Over 2000 people from central New Zealand who smoke will be invited to join a community-based clinical trial to compared two types of quit smoking medicine. The trial will determine whether the two medicines are at least as effective and safe as each other, and which is the best value for money.
The RAUORA study, run by the researchers at the University of Auckland, in conjunction with the Health Economics Research Group (HERG) at Brunel University London and Lakes District Health Board, aims to see whether two similar medicines, Tabex and Champix, can help people quit smoking. The study focuses on a population with higher than average smoking rates (and consequently higher than average smoking related illness), namely indigenous New Zealanders (Māori) and members of their family. Currently, 3 in 10 Māori smoke – three times more than non-Māori- and so supporting them to quit smoking is a priority of the New Zealand government.

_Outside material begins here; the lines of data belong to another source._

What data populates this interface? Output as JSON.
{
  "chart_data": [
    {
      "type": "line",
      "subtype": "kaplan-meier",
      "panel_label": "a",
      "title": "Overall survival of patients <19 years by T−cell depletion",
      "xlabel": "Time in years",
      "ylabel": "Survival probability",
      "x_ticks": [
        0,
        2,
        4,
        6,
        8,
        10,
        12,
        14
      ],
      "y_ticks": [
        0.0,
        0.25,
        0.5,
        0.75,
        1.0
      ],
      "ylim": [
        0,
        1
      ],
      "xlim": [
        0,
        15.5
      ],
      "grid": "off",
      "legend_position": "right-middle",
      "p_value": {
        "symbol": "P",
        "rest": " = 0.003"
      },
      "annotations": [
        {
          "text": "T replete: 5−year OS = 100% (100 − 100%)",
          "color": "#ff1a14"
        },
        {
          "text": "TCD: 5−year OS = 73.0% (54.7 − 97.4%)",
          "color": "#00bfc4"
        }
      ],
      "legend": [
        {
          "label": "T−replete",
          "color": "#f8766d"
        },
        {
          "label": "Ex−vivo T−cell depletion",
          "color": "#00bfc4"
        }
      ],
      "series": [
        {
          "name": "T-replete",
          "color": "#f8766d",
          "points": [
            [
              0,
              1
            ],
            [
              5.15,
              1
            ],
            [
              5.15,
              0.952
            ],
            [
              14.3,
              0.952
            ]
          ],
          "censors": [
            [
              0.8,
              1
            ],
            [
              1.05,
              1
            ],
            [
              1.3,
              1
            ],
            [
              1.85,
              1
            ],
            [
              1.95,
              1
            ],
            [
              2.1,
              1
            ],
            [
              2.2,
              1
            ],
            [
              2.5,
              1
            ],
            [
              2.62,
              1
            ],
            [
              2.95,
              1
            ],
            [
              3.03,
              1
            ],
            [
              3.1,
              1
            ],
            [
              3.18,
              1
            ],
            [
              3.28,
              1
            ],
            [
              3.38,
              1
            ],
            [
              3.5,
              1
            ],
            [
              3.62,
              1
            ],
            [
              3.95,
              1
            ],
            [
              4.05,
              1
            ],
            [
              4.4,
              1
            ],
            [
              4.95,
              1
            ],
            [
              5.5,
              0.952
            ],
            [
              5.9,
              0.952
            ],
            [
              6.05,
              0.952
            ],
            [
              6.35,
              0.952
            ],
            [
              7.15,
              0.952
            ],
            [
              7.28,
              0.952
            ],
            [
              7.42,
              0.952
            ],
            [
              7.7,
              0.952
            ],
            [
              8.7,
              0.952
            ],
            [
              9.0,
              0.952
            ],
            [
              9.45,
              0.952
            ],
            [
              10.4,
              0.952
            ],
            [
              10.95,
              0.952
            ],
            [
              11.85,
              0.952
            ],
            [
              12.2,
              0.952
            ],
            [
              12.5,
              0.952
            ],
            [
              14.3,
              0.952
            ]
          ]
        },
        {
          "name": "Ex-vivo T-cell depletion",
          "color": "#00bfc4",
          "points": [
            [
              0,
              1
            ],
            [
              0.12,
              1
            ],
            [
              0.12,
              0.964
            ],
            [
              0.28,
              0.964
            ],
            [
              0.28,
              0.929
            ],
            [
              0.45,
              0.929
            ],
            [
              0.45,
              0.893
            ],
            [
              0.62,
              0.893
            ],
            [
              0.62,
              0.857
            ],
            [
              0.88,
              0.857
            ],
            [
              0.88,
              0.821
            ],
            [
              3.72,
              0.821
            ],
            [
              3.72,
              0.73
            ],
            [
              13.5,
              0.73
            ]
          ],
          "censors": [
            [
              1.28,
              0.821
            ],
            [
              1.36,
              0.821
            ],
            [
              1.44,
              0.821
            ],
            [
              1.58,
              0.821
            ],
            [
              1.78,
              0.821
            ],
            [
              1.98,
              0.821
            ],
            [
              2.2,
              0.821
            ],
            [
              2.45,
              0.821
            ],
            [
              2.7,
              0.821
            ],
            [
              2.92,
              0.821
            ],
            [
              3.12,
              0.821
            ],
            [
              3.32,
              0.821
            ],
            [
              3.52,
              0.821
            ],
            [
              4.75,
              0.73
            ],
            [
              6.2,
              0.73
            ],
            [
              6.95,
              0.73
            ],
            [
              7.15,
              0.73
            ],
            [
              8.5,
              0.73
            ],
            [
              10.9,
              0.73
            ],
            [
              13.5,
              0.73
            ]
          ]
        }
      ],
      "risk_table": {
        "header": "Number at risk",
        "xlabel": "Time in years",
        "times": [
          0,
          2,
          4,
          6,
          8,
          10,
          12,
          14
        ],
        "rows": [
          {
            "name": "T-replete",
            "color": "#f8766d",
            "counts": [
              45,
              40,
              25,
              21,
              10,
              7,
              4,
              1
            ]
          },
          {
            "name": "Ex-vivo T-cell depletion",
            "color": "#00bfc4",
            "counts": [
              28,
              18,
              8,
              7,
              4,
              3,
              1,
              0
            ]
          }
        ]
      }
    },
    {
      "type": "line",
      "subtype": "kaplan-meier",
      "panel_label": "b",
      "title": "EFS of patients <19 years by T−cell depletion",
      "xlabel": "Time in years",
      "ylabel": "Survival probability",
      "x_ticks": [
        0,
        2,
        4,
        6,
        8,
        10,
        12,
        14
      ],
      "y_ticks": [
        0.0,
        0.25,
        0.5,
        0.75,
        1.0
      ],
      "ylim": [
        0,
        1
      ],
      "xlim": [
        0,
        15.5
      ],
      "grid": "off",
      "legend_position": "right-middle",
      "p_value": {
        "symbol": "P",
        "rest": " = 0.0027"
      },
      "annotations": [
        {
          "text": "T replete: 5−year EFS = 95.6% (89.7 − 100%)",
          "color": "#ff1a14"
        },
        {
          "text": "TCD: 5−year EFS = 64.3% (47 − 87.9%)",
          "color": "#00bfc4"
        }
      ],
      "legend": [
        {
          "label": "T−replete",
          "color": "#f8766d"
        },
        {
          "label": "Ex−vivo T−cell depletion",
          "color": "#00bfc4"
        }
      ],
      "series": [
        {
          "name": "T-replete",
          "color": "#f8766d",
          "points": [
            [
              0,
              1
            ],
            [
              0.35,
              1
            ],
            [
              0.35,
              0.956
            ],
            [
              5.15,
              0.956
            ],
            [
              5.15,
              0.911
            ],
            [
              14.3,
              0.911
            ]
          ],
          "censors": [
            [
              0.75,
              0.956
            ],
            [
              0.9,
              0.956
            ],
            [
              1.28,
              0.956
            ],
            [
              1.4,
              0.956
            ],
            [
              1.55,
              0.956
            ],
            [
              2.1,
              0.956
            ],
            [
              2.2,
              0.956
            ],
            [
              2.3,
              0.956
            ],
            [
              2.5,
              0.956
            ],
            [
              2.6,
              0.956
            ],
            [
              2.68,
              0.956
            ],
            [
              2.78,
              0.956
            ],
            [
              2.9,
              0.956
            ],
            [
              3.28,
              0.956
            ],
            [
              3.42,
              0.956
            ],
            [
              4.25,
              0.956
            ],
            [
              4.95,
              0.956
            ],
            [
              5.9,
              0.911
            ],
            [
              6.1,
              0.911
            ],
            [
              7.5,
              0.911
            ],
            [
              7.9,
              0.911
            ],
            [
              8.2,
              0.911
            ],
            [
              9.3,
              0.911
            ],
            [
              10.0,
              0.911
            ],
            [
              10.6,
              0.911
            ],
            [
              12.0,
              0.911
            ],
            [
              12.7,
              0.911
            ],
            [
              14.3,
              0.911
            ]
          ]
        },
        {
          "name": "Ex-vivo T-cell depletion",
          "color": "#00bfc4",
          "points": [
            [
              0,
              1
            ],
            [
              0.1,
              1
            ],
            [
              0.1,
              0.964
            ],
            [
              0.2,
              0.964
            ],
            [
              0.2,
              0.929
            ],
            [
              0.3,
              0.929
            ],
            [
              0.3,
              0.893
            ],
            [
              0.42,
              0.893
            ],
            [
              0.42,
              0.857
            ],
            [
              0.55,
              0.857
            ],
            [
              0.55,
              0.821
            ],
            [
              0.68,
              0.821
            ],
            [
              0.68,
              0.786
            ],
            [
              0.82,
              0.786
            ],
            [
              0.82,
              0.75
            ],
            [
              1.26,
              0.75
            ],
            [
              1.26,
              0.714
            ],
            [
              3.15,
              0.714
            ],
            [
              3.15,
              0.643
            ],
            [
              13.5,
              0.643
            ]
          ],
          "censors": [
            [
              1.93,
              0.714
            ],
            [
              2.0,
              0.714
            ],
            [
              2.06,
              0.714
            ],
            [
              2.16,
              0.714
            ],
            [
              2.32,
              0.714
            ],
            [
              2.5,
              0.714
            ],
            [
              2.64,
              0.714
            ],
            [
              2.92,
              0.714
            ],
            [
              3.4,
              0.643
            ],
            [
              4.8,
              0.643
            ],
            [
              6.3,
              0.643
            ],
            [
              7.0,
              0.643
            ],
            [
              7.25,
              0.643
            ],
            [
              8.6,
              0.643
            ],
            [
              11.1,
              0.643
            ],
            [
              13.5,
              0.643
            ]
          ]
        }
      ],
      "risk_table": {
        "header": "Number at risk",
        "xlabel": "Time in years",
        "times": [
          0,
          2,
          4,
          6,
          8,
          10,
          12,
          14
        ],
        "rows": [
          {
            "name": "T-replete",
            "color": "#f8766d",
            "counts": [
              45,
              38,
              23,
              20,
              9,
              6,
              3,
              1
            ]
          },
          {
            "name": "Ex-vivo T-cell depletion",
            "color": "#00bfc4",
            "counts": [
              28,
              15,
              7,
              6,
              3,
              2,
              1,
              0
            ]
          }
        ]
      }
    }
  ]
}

The launch of the trial, and a recruitment promotional video, received high profile coverage in a New Zealand newspaper: http://www.nzherald.co.nz/health/news/article.cfm?c_id=204&objectid=11919646
New Zealand is one of only a handful of countries with a smokefree goal. Associate Professor Natalie Walker, the Lead Investigator from the University of Auckland said, “Our country’s smokefree 2025 goal means that less than 5% of the adult population will be smoking by 2025. No-one should be left behind in our journey to reach this goal, which is why we need to provide extra support for those populations that still have very high rates of smoking."
Both Tabex and Champix help people quit smoking by blocking the effects of nicotine on the brain, which means smoking is less rewarding. Champix (varenicline) is currently the most effective stop smoking medication available, but is very expensive. Tabex has been available in Eastern and Central Europe for at least 40 years, but is not yet approved for use in New Zealand. Tabex contains a chemical called cytisine, which is from a plant called the Golden Rain. Cytisine is found in many plants around the world, including plants in New Zealand.
“Cytisine as a smoking cessation medication, is cheaper than varenicline,” said HERG’s Dr Subhash Pokhrel. “But we don’t know whether one medicine is better than the other, or whether they are equally good at helping people to give up smoking. This study will also help us establish whether cytisine is as cost-effective as varenicline at improving the health of this priority population”.